If you’re looking for a cool summer breeze in the Taipei area, it’s tough to beat Bitan (碧潭), located close to Xindian MRT Station (新店捷運站). A major renovation project completed at the end of 2008 breathed new life into this riverside park area, which has a wood deck arcade lined with outdoor cafes and restaurants.
The dozen or so establishments here serve everything from cold tea drinks and kebab sandwiches to Korean barbecue and Japanese ramen noodles, and offer covered seating areas with nice views of the glistening green waters from which Bitan derives its name.
Waterfront (水灣) presents itself as one of the more upscale dining choices, with wait staff dressed in matching tropical-themed uniforms and a menu comprised of a mish-mash selection of Western-style dishes. The food is decent and nicely presented, but some items are overpriced and cater more to the Taiwanese imagination than Western palates.
The crispy pork knuckle (NT$700, NT$720 for beer-flavored) is listed as a house recommendation, as is the grilled duck breast (NT$680), which was sold out on my visit. I settled for the John Dory (NT$540), a white ocean fish that Waterfront serves breaded and pan-fried. The fish fillet was tender and flaky and tasted fresh, but the kebab vegetables on the side were hit and miss. The zucchini was tasty, but the potato was ruined by a sickly-sweet glaze.
Other main courses include short-rib beefsteak (NT$760) and several seafood pastas for NT$540. All main course meals come with soup (creamy pumpkin with bacon bits on this visit), a bread roll (which was a little stale), a drink (coffee, tea, soda or juice; the mango-pomelo juice with vinegar is good on a hot day) and dessert.
For something lighter, there’s a selection of salads and pizzas, but the pictures in the menu don’t hold out much promise.

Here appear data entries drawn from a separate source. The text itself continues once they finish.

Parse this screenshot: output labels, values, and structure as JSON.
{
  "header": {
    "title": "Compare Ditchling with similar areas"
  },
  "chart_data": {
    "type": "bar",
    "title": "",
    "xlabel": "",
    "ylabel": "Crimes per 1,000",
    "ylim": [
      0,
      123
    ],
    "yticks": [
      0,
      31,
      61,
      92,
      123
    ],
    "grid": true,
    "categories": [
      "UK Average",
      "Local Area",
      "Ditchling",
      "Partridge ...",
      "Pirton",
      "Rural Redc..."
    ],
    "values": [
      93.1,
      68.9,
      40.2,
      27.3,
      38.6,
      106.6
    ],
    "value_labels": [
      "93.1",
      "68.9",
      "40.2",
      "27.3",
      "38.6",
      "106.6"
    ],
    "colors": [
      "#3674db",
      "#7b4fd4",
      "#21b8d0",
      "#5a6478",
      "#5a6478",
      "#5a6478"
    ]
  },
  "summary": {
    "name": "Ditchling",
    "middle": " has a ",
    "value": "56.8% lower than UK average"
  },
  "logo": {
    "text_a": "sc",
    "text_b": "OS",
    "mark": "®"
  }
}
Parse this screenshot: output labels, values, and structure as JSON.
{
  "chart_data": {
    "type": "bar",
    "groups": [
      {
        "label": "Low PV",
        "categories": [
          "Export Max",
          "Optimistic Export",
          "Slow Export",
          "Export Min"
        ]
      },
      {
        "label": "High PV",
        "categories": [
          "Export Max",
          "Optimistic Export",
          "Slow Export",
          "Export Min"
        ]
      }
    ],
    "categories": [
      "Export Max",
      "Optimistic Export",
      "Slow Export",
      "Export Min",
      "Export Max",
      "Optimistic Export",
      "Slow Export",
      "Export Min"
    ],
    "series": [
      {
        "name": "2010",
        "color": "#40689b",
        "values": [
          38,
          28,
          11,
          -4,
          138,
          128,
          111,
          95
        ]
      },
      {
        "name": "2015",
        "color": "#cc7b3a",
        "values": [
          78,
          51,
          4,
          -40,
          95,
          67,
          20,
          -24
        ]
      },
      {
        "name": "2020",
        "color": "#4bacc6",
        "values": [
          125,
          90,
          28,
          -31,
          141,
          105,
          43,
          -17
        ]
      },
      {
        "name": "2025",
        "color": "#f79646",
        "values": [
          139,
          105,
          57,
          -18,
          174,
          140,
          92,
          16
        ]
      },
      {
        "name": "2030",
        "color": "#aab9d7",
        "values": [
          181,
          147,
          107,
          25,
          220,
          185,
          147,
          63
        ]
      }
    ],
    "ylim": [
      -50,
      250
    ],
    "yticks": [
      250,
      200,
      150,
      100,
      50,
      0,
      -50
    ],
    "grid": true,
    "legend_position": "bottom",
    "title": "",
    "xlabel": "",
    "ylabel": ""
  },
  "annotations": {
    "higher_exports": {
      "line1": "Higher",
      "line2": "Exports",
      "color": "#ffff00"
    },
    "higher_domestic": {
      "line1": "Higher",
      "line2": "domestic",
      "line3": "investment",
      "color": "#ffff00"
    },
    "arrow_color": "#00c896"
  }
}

The Caesar salad (NT$250) looked thoroughly unappetizing, with a photograph showing a clump of lettuce overflowing with a creamy dressing and whole strips of bacon covered in cheese.
My dining companion liked the “Italian-style tomato and cheese pizza” (NT$300), which I found too salty. The thin crust was also too oily, but the dish won points for fresh toppings, which included buffalo mozzarella. However, pizza aficionados will likely be disappointed, and the portions — it’s an 8-inch pie — are small for what you pay.
The dessert selection consists of Thai-style ice cream (a scoop of vanilla served with tapioca and sweet beans), Black Forest banana cake and apple pie. At NT$160 for a single order, neither the ice cream nor the apple pie are worth trying, unless you get them with a main course meal.
But there’s no need to splurge to enjoy the scenery and the comfy seating at Waterfront. The minimum charge per person is NT$150 (plus 10 percent service charge), and the restaurant offers a large variety of beverages to fuel an extended chat with friends. Espresso drinks, tea, juices and smoothies run from NT$160 to NT$180; Heineken on tap is available at NT$250 for 500ml and NT$1,100 for 2,500ml and bottled beers from the microbrewery North Taiwan Brewing Company are NT$180 each.
When the weather is nice on weekends, expect large crowds and a long wait. The restaurant recommends making a reservation a week in advance for a table with a view. And don’t let the sunshine or a light rain scare you away — the entire arcade is covered by a large awning that provides ample protection.